Having a game plan for tackling a blocked toilet could potentially save you hundreds of dollars in plumbers fees and perhaps some embarrassment over the course of a lifetime.
These seven quick tactics for dealing with a clogged toilet don’t require fancy products or plungers, relying on basics you are likely to have to hand.
Anyway, we know you are in a hurry so let’s get on with delivering the low-down on how to unblock your lavatory and get your washroom back to its best.
Get a dollar store bucket and keep it on hand to fill with warm water and pour at height into your toilet. The pressure of an increased volume of water may be just what you need to give the blockage that needed shift.
If your lavatory is slow draining you are likely to have success. When you are done it is worth keeping that bucket to give a weak flush the extra bit of oomph your solids may need!
Solids can be effectively broken down by the action of bleach. For this method to work, the bleach has to be thick, and you need to give it time to work.

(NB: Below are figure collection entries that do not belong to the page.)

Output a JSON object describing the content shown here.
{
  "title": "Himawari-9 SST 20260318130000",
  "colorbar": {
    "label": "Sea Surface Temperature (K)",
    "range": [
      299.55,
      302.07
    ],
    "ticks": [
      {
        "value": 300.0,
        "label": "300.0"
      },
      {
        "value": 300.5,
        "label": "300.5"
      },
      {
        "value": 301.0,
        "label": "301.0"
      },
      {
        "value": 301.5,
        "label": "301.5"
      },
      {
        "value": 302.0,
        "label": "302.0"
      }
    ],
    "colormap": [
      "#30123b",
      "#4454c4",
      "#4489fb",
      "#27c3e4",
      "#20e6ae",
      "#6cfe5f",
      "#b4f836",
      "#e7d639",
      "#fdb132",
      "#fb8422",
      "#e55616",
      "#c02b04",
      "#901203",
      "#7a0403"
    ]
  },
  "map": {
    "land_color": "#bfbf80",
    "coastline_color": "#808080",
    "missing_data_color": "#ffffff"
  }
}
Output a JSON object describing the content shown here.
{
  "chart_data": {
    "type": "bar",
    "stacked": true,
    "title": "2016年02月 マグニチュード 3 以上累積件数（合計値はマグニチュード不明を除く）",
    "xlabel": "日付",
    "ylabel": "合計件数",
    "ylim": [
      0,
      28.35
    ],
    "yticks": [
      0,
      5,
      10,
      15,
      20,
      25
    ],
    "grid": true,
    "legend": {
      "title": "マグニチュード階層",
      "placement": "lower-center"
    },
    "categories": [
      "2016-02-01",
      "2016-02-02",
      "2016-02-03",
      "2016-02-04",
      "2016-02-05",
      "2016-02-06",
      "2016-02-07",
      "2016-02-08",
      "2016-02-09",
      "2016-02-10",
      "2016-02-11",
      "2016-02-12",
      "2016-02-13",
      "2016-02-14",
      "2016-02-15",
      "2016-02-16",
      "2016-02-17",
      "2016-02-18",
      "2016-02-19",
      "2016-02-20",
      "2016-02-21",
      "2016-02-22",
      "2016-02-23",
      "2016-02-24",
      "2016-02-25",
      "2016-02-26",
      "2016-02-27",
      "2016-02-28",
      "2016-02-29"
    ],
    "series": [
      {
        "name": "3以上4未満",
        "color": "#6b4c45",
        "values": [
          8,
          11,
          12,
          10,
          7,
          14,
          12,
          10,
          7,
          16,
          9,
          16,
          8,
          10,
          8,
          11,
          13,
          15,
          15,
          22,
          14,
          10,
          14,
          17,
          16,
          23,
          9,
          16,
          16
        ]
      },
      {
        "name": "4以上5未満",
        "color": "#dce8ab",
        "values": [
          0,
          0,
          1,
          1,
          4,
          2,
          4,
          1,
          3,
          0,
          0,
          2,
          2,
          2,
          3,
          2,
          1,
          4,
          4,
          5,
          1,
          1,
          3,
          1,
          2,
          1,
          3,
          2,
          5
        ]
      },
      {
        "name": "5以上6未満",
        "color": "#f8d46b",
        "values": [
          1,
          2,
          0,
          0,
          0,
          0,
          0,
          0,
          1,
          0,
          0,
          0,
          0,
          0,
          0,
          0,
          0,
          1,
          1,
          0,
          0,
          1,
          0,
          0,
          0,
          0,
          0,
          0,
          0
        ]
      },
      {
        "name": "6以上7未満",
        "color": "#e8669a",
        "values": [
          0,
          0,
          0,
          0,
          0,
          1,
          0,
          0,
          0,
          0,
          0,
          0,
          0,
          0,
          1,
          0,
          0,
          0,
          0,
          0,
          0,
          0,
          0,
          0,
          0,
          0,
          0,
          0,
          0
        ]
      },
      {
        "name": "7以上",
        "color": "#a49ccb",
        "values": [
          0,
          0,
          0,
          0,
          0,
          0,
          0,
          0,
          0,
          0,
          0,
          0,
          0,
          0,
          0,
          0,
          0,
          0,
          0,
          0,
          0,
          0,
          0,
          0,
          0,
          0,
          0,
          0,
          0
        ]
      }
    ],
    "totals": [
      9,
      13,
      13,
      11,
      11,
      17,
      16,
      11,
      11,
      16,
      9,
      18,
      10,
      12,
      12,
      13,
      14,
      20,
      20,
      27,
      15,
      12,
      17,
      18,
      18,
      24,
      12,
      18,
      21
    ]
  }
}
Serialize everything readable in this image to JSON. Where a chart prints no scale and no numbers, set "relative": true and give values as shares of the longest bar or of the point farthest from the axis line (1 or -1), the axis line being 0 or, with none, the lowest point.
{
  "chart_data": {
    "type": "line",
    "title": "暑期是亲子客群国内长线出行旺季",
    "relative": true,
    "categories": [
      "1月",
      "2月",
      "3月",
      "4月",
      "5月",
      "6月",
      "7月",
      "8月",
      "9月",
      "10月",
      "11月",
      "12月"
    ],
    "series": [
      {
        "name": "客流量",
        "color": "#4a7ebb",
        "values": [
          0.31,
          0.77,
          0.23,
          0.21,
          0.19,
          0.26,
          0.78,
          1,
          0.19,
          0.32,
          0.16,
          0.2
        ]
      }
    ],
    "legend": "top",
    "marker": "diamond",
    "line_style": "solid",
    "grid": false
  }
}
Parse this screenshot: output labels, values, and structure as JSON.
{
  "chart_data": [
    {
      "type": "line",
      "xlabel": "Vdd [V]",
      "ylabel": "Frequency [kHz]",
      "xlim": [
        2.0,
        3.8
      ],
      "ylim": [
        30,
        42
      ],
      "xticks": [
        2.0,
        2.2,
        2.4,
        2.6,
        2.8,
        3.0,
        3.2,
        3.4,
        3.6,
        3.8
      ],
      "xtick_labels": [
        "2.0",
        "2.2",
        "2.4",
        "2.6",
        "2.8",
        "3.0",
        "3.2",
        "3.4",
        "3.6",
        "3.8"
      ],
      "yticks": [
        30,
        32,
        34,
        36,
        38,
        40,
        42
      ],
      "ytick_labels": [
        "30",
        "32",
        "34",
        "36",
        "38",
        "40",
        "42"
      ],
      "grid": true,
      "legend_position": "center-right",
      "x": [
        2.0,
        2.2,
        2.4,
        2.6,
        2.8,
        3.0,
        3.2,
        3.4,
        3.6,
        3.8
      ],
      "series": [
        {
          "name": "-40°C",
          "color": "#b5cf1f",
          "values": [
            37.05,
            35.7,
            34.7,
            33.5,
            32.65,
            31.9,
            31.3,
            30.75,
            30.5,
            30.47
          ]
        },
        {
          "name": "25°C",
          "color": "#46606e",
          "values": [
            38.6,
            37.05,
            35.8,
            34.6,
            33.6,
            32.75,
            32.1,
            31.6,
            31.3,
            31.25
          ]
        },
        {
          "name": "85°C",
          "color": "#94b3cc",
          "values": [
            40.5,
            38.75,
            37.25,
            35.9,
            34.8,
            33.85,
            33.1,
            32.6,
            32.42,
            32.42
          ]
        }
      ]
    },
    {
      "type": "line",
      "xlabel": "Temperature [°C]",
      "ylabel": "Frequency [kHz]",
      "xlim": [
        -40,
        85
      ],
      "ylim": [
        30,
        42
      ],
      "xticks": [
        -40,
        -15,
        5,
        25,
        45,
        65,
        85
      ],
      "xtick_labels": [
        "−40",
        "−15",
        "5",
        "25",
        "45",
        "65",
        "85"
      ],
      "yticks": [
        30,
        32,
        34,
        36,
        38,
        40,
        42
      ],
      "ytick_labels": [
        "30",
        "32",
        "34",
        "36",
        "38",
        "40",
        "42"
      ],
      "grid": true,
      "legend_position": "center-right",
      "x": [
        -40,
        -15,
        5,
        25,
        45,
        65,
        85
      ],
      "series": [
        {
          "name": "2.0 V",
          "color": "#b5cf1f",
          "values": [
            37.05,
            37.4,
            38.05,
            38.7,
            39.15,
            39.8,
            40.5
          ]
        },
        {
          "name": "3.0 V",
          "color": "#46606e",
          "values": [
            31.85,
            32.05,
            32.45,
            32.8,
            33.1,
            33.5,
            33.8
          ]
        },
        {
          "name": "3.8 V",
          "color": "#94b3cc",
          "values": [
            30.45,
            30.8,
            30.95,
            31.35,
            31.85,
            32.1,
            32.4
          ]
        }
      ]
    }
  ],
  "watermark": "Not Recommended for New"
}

Obviously, bleach vapors are noxious so make sure that you have plenty of ventilation when using it. If it is successful, the level of the blockage should fall. You can flush or pour a bucket of water down to finish the job.
If you prefer a chemical-lite approach to unclog your toilet, salt and bicarb work a treat. Simply add around 250 grams of salt and bicarb to the toilet bowl, leave for a couple of hours and then add hot water to flush.
You may want to use the salt and bicarb combo on your drains too.
Dawn dish soap is a surprisingly versatile product, and it really gets into gear if you are dealing with a toilet blockage. It must be something to do with the surface tension or physics of your solid mass, but we have had success time and time again by putting this down liberally, waiting then giving a good flush.
The best thing about this hack is it will leave your bowl squeaky clean and smelling great too!
This is a tried and trusted method, but you need to be careful as hot water can crack pipes, especially in chilly weather. Use hot water alongside any of the previously mentioned techniques.
A bit of agitation is sometimes all that is needed for getting to grips with a recently blocked toilet. Use the brush with a similar plunging action as you would with a plunger.
If you are left with a mucky brush clean it off with repeated flushing and let others know where it has been. You can also keep some dollar store brushes on hand that can be discarded as soon as you're done.
If your first response is “Ewwww!”, then this is not for you, friend. But if you don’t want the expense of a plumber and you are pressed for time, getting on some gloves and removing or macerating an obvious blockage will probably do the job.
Be careful doing this if you have put bleach or caustic substances down there, goggle-up and wash thoroughly after the job is done.